Quanto tempo ha impiegato per concluderlo?
In realtà, le poesie contenute nel libro sono state scritte nel corso degli anni, senza alcun progetto editoriale e senza che, nemmeno per un attimo, mi sfiorasse l’idea di pubblicare un volume. Quando ho deciso di intraprendere il percorso della pubblicazione, posso quindi dire che il lavoro era sostanzialmente già pronto.
Tra i suoi progetti c’è anche quello di proseguire la sua carriera di autore?
Se me lo chiede oggi, sono costretto a dirle che „non ne ho proprio idea“. Per quanto le ho detto prima, non credo che possa essere una mia scelta quella di proseguire, o meno, nella carriera di autore. La poesia ti sceglie e ti chiama quando meno te lo aspetti, e la vita si diverte ad allontanarti dai tragitti prestabiliti per portarti in lidi sconosciuti. Quello che posso dire con certezza è che sono pronto a tutto, voglio abbracciare e sposare il domani che verrà.
Riserviamo l’ultima parte dell’intervista a domande personali. Conosciamo meglio l’autore, ci racconti, di cosa si occupa? Si vuole raccontare e vuole raccontarci il suo mondo privato?
Nella vita di tutti i giorni sono un avvocato. Ho conseguito l’abilitazione all'esercizio della professione forense da circa un anno e oggi mi occupo di Diritto Penale e di Diritto Sportivo. La mia è una scelta col sorriso sulle labbra, in barba alle difficoltà che, oggi come oggi, investono tutti coloro che optano per questo tipo di carriera.
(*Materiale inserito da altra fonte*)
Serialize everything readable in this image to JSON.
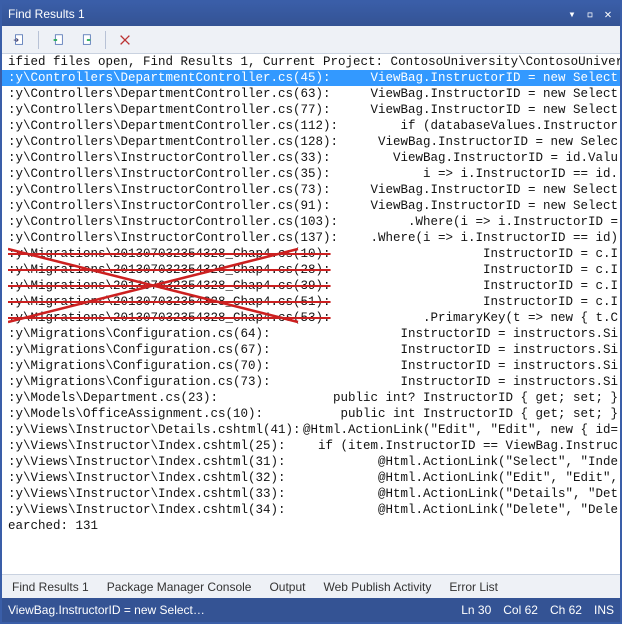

Faccio mia quella bellissima frase che dice: „Scegli il lavoro che ami e non lavorerai mai, neanche per un giorno in tutta la tua vita“
Come esprime la sua creatività? Concentra la sua creatività nella scrittura o usa altre forme espressive?
Mi piace la creatività in tutte le sue forme e trovo che le persone creative abbiano una marcia in più, oltre che una sensibilità superiore alla media. Io ho scelto la strada della scrittura perchè è quella che sento maggiormente mia; un tempo mi dilettavo anche a cantare in un gruppo di amici, ma ho capito ben presto di non poter andare troppo lontano (ride, n.d.r.)
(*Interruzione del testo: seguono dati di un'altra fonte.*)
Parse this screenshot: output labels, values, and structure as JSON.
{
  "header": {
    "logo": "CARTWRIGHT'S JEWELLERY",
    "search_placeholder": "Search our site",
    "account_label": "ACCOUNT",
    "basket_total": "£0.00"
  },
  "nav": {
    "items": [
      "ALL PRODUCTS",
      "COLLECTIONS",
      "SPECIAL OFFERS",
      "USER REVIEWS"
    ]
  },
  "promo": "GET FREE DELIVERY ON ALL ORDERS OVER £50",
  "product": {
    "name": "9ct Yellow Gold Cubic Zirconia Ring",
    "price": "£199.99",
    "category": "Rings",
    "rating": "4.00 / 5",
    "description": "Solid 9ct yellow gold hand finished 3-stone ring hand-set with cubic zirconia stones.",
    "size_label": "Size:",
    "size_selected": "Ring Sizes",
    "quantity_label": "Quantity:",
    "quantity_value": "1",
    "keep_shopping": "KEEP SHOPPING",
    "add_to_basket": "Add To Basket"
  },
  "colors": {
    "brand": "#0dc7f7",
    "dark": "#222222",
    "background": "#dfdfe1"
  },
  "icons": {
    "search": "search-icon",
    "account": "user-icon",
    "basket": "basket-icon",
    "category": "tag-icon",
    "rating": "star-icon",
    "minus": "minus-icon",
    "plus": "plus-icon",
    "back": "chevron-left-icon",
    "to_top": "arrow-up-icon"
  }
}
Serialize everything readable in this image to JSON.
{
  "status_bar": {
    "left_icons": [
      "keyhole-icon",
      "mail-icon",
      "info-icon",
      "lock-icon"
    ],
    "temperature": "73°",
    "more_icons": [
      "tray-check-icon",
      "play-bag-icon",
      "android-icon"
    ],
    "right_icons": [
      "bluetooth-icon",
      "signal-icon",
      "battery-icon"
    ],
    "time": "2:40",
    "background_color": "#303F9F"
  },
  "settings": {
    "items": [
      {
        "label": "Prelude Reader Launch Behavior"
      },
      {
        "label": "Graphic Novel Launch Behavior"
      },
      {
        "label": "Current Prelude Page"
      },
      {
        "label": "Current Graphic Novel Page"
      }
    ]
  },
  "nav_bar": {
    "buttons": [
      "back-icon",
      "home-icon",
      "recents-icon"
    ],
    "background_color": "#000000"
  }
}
C’è un motto, una frase o un aforisma che potrebbe caratterizzarla?
Ce ne sono davvero tanti. Se devo sceglierne uno, allora dico <>. E‘ una frase di Giovanni Paolo II che suona come un monito per ciascuno di noi.
Cosa le piace?
Ho un debole per la sincerità, la semplicità, le assunzioni di responsabilità (bisogna sempre saperci mettere la faccia). Adoro viaggiare, scoprire nuovi posti e nuove persone, non fermarmi mai. Sono un grande tifoso di calcio e mi piace uscire con gli amici a sorseggiare qualcosa parlando del più e del meno.
Cosa non le piace?
Lo scoramento, la noia, la staticità. Odio le convenzioni, i ruoli prestabiliti, i preconcetti. Mi fa paura la solitudine e disprezzo le persone che abbandonano o voltano le spalle.
Il libro più bello che ha letto negli ultimi 3 anni?
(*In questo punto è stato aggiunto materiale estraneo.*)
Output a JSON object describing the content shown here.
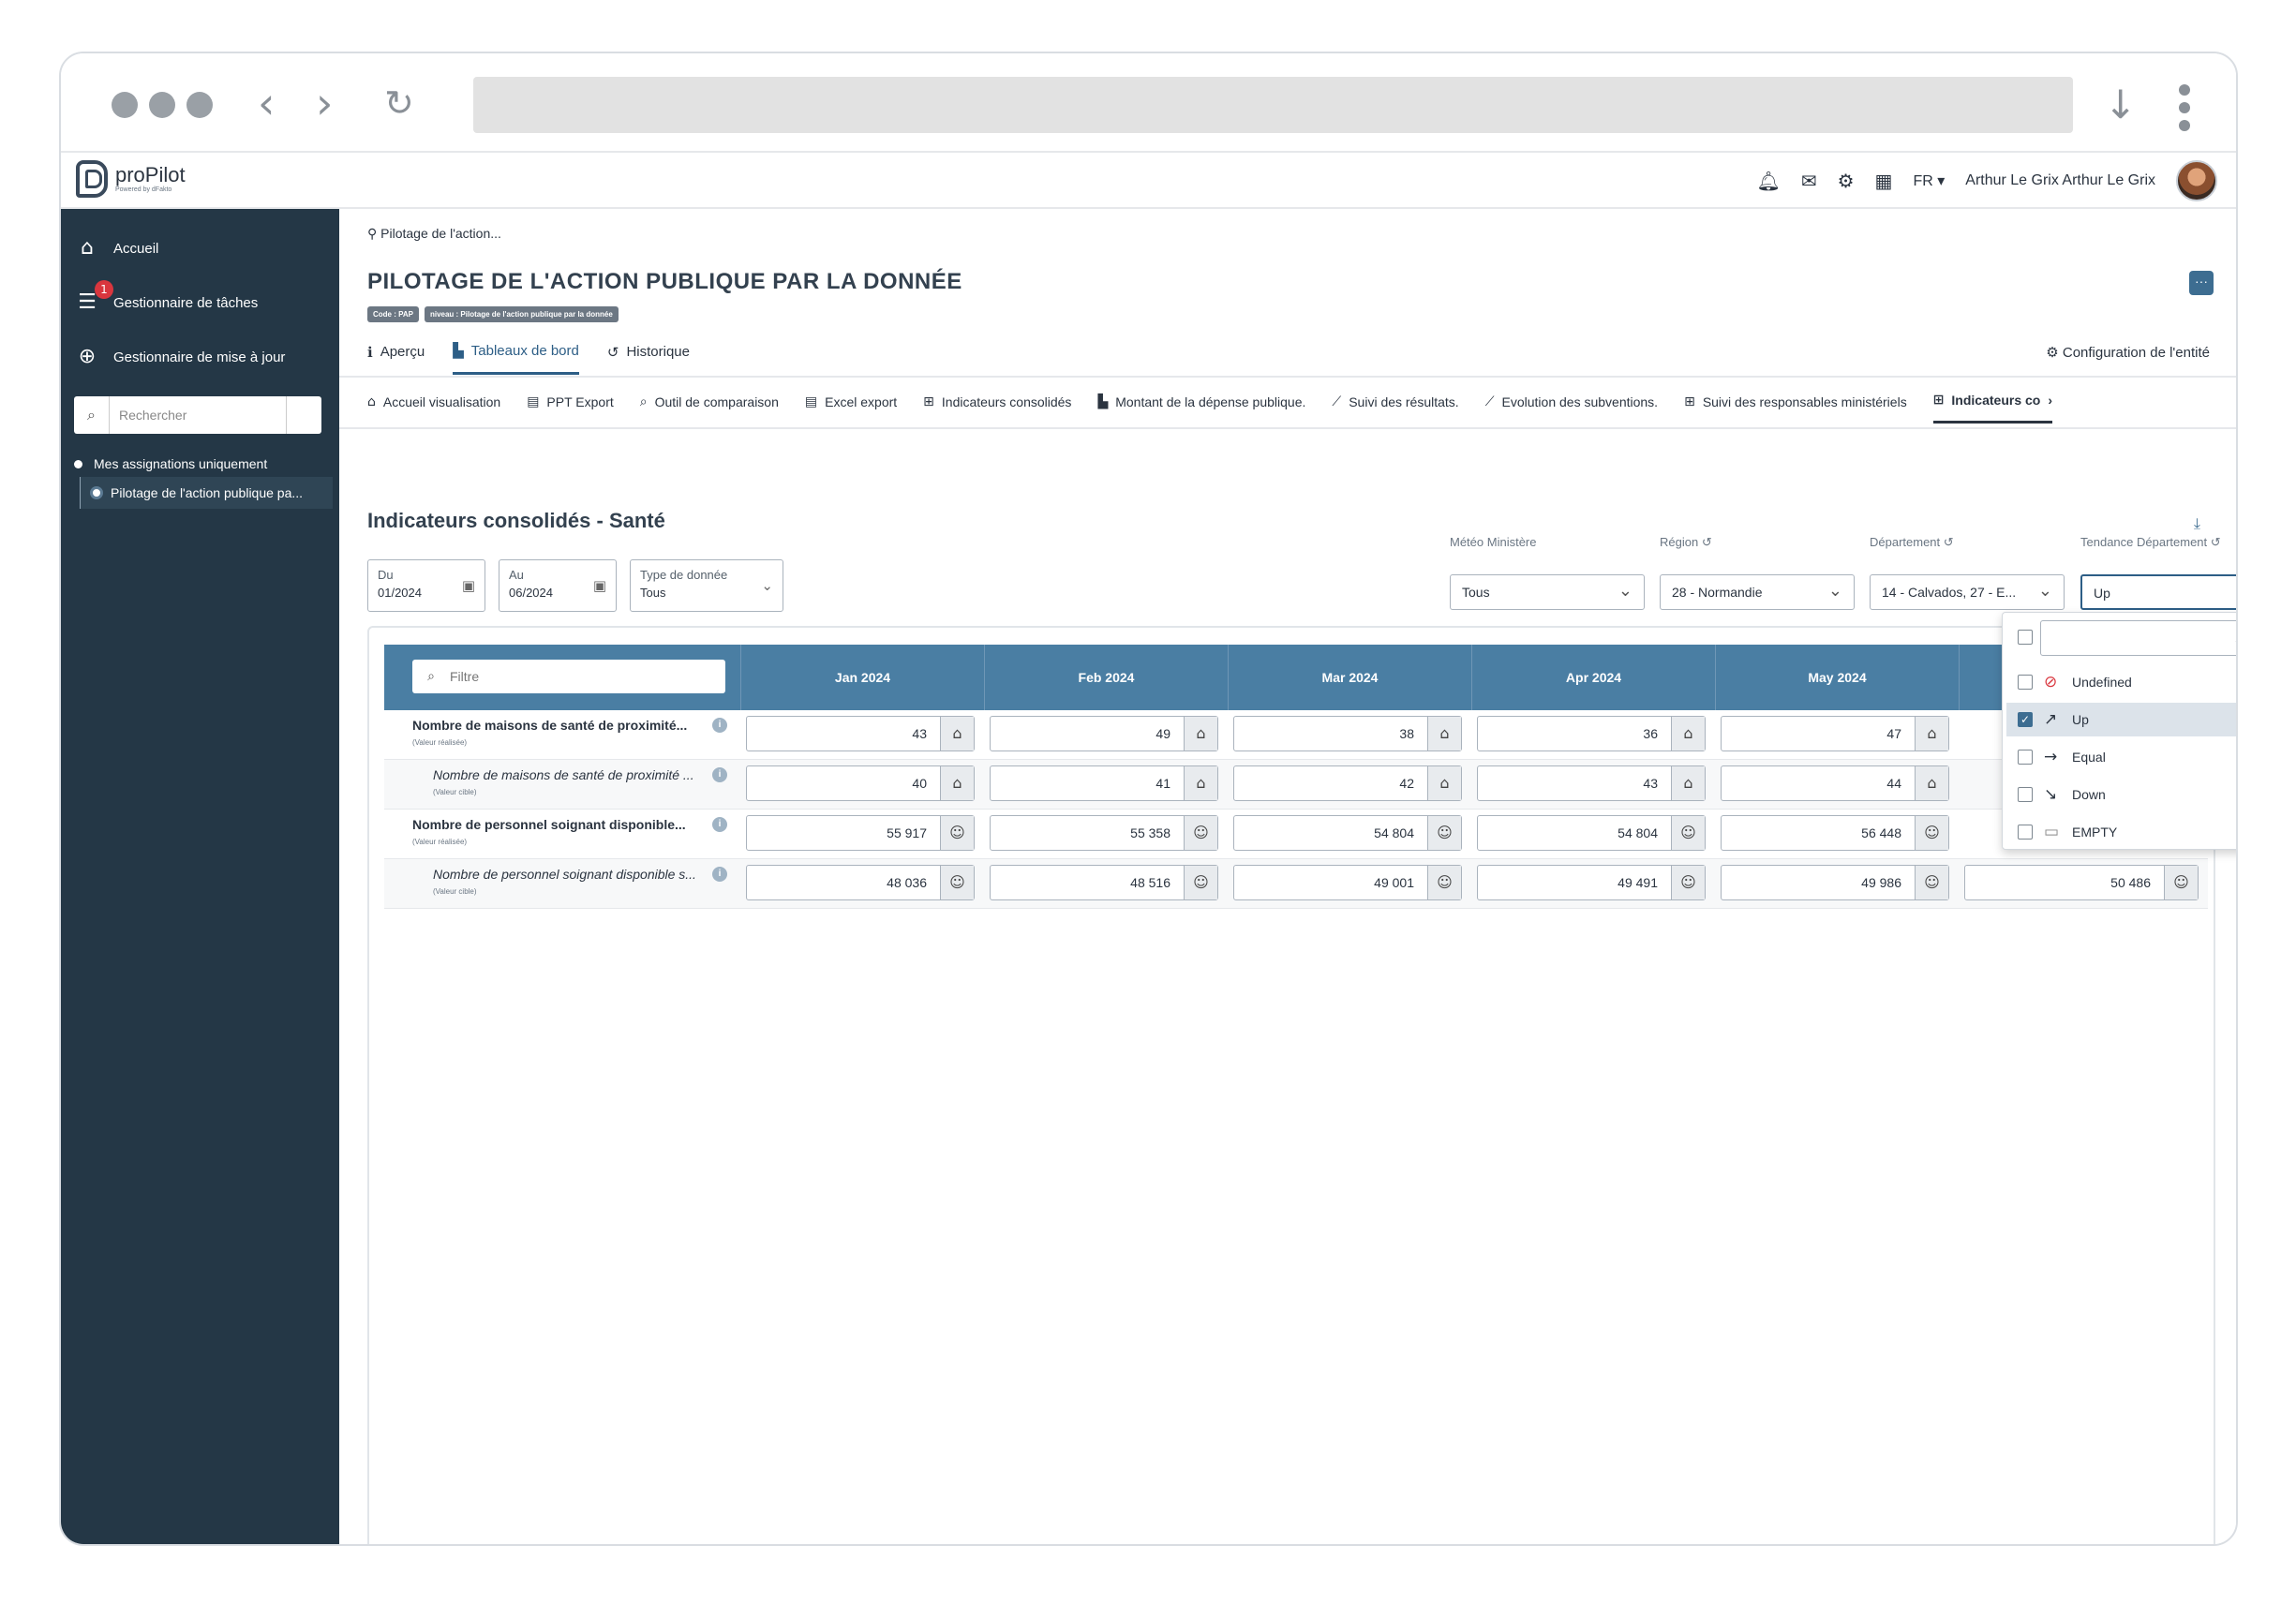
{
  "app": {
    "name": "proPilot",
    "tagline": "Powered by dFakto"
  },
  "topbar": {
    "lang": "FR",
    "user": "Arthur Le Grix Arthur Le Grix"
  },
  "sidebar": {
    "items": [
      {
        "label": "Accueil",
        "icon": "home-icon"
      },
      {
        "label": "Gestionnaire de tâches",
        "icon": "tasks-icon",
        "badge": "1"
      },
      {
        "label": "Gestionnaire de mise à jour",
        "icon": "update-icon"
      }
    ],
    "search_placeholder": "Rechercher",
    "tree_root": "Mes assignations uniquement",
    "tree_child": "Pilotage de l'action publique pa..."
  },
  "page": {
    "breadcrumb": "Pilotage de l'action...",
    "title": "PILOTAGE DE L'ACTION PUBLIQUE PAR LA DONNÉE",
    "tags": [
      "Code : PAP",
      "niveau : Pilotage de l'action publique par la donnée"
    ],
    "tabs": [
      {
        "label": "Aperçu"
      },
      {
        "label": "Tableaux de bord"
      },
      {
        "label": "Historique"
      }
    ],
    "config": "Configuration de l'entité",
    "subtabs": [
      {
        "label": "Accueil visualisation"
      },
      {
        "label": "PPT Export"
      },
      {
        "label": "Outil de comparaison"
      },
      {
        "label": "Excel export"
      },
      {
        "label": "Indicateurs consolidés"
      },
      {
        "label": "Montant de la dépense publique."
      },
      {
        "label": "Suivi des résultats."
      },
      {
        "label": "Evolution des subventions."
      },
      {
        "label": "Suivi des responsables ministériels"
      },
      {
        "label": "Indicateurs co"
      }
    ]
  },
  "panel": {
    "title": "Indicateurs consolidés - Santé",
    "date_from_label": "Du",
    "date_from": "01/2024",
    "date_to_label": "Au",
    "date_to": "06/2024",
    "type_label": "Type de donnée",
    "type_value": "Tous",
    "filters": [
      {
        "label": "Météo Ministère",
        "value": "Tous"
      },
      {
        "label": "Région",
        "value": "28 - Normandie"
      },
      {
        "label": "Département",
        "value": "14 - Calvados, 27 - E..."
      },
      {
        "label": "Tendance Département",
        "value": "Up"
      }
    ]
  },
  "table": {
    "filter_placeholder": "Filtre",
    "months": [
      "Jan 2024",
      "Feb 2024",
      "Mar 2024",
      "Apr 2024",
      "May 2024"
    ],
    "rows": [
      {
        "label": "Nombre de maisons de santé de proximité...",
        "sub": "(Valeur réalisée)",
        "values": [
          "43",
          "49",
          "38",
          "36",
          "47"
        ]
      },
      {
        "label": "Nombre de maisons de santé de proximité ...",
        "sub": "(Valeur cible)",
        "values": [
          "40",
          "41",
          "42",
          "43",
          "44"
        ]
      },
      {
        "label": "Nombre de personnel soignant disponible...",
        "sub": "(Valeur réalisée)",
        "values": [
          "55 917",
          "55 358",
          "54 804",
          "54 804",
          "56 448"
        ]
      },
      {
        "label": "Nombre de personnel soignant disponible s...",
        "sub": "(Valeur cible)",
        "values": [
          "48 036",
          "48 516",
          "49 001",
          "49 491",
          "49 986",
          "50 486"
        ]
      }
    ]
  },
  "dropdown": {
    "options": [
      {
        "label": "Undefined",
        "icon": "undefined-icon",
        "checked": false
      },
      {
        "label": "Up",
        "icon": "trend-up-icon",
        "checked": true
      },
      {
        "label": "Equal",
        "icon": "trend-equal-icon",
        "checked": false
      },
      {
        "label": "Down",
        "icon": "trend-down-icon",
        "checked": false
      },
      {
        "label": "EMPTY",
        "icon": "empty-icon",
        "checked": false
      }
    ]
  },
  "colors": {
    "sidebar": "#243746",
    "accent": "#2d5e86",
    "table_header": "#4a7ea3"
  }
}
Ho avuto la fortuna di ricevere in regalo, da un’amica, un libro contenente le principali opere di Pietro Metastasio. Fin dai tempi del liceo, Metastasio rappresenta uno dei miei autori preferiti; è stato quindi un immenso piacere immergermi nei suoi scritti e trarre ulteriore fonte di ispirazione per la mia scrittura.
Nella sua vita cosa reputa fondamentale?

Pochi ma imprescindibili ingredienti: Dio, la famiglia, l’amore, gli amici. Il resto conta poco, davvero poco!